In an interview Sunday at the Detroit Auto Show , Hatz said Audi must offer a hybrid model to compete with rival vehicles that already offer the technology, such as the Lexus RX 400H. The BMW X6 will be offered as a hybrid late this year, and Mercedes plans to roll out a hybrid in each of its major models starting with the S400 hybrid this year.
But Hatz said he believes the greatest potential lies in diesel.
“If you look at what you have to spend to get the advantage of the hybrid and what you have to spend on other technologies like diesel, the diesel is much more cost-effective,” Hatz said. “We have to do hybrids in order to show people that we are able to do them.”
Hatz said the cost to develop a hybrid powertrain is three to four times greater than for a standard drivetrain, compared to less than 50 percent for a diesel drivetrain.

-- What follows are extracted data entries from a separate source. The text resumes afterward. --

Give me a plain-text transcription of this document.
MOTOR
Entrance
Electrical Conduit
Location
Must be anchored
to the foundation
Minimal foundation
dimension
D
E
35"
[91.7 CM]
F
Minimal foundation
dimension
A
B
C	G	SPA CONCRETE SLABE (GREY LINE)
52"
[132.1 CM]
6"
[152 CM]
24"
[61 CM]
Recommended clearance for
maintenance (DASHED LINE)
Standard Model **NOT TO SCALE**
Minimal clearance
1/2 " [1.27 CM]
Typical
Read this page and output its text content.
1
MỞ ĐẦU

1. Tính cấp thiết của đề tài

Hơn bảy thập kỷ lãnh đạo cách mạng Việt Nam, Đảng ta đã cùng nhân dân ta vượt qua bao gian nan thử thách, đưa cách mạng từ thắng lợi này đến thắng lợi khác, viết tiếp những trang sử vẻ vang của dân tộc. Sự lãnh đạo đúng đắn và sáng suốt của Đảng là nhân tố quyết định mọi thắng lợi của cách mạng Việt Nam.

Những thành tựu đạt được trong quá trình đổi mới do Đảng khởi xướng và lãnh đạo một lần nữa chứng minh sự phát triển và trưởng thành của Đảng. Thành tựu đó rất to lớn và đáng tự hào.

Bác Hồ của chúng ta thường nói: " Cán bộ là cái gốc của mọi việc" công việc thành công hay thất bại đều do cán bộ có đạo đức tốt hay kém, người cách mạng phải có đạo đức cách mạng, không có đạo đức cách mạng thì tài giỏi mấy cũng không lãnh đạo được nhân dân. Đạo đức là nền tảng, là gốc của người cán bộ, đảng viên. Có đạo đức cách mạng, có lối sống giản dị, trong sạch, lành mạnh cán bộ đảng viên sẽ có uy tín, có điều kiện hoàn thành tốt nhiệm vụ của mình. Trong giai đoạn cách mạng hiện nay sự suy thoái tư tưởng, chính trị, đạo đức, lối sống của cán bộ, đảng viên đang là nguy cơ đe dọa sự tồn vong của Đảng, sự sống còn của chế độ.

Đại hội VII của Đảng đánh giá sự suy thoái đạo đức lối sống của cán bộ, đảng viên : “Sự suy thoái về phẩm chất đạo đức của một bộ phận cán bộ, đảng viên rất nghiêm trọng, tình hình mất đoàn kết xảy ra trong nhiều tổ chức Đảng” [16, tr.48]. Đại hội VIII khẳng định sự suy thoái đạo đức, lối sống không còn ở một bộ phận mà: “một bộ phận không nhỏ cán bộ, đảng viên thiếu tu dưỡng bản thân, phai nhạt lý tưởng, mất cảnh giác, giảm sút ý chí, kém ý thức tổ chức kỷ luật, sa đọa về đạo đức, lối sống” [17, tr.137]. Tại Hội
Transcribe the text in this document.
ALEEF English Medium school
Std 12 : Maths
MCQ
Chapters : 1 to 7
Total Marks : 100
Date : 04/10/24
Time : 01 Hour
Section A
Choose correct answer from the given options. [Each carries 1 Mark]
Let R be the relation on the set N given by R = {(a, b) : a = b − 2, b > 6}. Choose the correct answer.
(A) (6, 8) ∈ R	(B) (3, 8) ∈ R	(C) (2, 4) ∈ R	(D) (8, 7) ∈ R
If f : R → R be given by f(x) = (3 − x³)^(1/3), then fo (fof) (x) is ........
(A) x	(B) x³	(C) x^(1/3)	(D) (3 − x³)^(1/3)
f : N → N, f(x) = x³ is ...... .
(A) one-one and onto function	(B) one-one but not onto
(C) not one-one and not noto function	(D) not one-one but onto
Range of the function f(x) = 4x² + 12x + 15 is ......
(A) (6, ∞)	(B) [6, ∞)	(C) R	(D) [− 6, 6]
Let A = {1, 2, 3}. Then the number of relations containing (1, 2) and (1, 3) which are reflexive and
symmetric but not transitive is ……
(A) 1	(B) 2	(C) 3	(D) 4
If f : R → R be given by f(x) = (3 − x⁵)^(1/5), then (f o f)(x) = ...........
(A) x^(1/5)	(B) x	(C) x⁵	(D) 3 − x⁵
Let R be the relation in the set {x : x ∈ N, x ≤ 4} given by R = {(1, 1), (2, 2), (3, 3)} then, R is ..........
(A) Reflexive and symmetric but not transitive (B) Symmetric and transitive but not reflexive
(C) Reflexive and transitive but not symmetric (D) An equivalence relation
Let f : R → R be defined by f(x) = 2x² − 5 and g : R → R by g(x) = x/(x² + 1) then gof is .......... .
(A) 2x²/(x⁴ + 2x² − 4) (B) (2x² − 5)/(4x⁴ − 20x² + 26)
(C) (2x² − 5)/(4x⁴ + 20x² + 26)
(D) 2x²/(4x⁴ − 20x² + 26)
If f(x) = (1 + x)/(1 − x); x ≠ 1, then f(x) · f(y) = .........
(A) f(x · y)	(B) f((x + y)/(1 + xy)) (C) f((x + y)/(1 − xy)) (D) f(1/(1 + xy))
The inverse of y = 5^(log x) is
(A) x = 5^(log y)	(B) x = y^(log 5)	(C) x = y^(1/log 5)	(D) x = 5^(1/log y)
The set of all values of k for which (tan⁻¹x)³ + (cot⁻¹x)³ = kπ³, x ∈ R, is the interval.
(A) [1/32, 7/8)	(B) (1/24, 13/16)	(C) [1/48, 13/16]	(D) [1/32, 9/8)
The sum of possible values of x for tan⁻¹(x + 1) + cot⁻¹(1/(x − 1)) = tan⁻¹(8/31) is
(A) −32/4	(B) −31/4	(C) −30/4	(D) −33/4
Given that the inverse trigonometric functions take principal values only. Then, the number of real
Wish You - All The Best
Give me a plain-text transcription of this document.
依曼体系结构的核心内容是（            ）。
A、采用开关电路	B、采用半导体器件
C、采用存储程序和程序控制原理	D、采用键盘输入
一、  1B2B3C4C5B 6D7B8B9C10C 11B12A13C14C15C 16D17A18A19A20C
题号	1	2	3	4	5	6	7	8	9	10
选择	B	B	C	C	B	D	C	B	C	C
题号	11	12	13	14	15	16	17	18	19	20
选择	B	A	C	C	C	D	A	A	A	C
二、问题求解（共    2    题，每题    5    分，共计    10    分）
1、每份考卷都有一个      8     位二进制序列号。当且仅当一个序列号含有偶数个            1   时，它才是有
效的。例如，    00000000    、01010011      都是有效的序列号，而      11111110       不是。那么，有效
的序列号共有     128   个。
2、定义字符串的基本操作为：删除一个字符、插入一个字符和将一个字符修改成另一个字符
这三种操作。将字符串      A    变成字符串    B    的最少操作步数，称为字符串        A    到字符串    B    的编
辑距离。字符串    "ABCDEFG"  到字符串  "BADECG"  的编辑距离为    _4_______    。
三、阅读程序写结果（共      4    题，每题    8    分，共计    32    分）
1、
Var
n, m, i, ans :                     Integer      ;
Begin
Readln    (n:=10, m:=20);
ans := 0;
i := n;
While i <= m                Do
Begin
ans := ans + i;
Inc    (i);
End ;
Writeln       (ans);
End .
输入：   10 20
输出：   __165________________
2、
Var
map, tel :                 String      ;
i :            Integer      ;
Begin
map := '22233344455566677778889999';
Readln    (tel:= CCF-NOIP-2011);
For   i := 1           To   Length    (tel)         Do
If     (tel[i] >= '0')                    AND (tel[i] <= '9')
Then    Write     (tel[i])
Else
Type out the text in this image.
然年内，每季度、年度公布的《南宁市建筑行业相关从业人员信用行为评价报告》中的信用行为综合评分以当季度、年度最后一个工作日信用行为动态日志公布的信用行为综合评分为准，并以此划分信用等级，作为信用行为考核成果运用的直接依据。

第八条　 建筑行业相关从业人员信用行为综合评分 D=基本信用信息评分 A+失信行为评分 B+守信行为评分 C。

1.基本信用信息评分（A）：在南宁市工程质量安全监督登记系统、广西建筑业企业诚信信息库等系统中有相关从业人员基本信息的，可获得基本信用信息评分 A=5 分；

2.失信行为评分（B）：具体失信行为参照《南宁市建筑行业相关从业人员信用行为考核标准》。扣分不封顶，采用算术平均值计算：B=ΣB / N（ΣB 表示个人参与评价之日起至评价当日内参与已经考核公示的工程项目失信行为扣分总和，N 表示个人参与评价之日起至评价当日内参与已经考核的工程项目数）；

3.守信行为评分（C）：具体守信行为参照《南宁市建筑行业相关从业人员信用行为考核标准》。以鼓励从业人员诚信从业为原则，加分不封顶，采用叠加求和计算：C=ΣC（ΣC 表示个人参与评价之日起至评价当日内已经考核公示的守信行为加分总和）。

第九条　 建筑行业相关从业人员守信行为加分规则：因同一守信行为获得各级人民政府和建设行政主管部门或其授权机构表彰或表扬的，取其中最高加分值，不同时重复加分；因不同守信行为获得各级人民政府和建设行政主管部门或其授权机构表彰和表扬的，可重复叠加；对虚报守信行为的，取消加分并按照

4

Considering the low volumes of hybrid vehicles, it makes for a “negative business case” to offer the drivetrain in one model only, he said.
“At the moment, we have to spend quite a lot on the basic technology, which then we can perhaps spread later on more models,” Hatz said.
Audi had planned to offer its first hybrid in the larger Q7 SUV, but the dollar’s weak value against the euro made the business case unworkable. Hatz said the Q5 was a natural alternative.
Already on sale in Europe, the gasoline version of the Q5 hits U.S. shores in March. It will compete with the BMW X3, Mercedes-Benz GLK and Volvo XC60.